Dr. Hal Scherz of Docs4PatientCare had an OpEd in the 8/10/2011 Washington Times entitled, "A Trojan horse named IPAB".

He notes the following about IPAB (the Independent Payment Advisory Board authorized to cut Medicare spending):
Health and Human Services Secretary Kathleen Sebelius has been quoted as saying that the majority of IPAB members must not be medical practitioners. Though some doctors may be represented, it is unlikely that they will be actively practicing clinicians who care for patients directly. Instead, the board will be populated by economists and other bureaucrats - "bean counters" - who will be given the responsibility of deciding how doctors caring for Medicare patients will get paid. It is anticipated that IPAB will drive payments so low that many doctors will be unable to offer certain services to patients, resulting in rationing of health care, which the administration fervently denies....

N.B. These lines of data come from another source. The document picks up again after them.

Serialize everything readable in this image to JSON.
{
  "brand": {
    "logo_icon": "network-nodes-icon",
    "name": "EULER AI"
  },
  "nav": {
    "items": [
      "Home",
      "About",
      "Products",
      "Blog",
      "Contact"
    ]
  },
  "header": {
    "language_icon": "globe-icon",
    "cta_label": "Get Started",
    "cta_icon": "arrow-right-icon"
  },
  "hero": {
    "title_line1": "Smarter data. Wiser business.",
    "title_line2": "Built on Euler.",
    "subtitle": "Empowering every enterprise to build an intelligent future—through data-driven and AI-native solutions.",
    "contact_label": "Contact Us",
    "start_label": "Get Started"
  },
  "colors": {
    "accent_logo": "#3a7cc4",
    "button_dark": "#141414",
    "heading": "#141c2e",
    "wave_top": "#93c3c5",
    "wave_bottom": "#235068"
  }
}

IPAB has almost limitless power over Medicare spending. Written into the Affordable Care Act are provisions that essentially make its decisions exempt from congressional oversight and impervious to administrative or judicial review. It is a nearly autonomous agency operating as an arm of the executive branch. Conveniently, this does not occur until after the 2012 elections.

As if this weren't pernicious enough, President Obama thinks IPAB should have even more power -- that of "automatic sequester," which means it would be able to prevent Congress from appropriating any additional money for Medicare outside of its purview.
(Read the full text of "A Trojan horse named IPAB".)

Dr. Scherz also notes that many want to expand this government control from just Medicare to all nominally private health insurance.

In other words, unelected bureaucrats will make medical payment decisions that de facto limit services that doctors are able to offer to their patients. But we're not supposed to call it "rationing".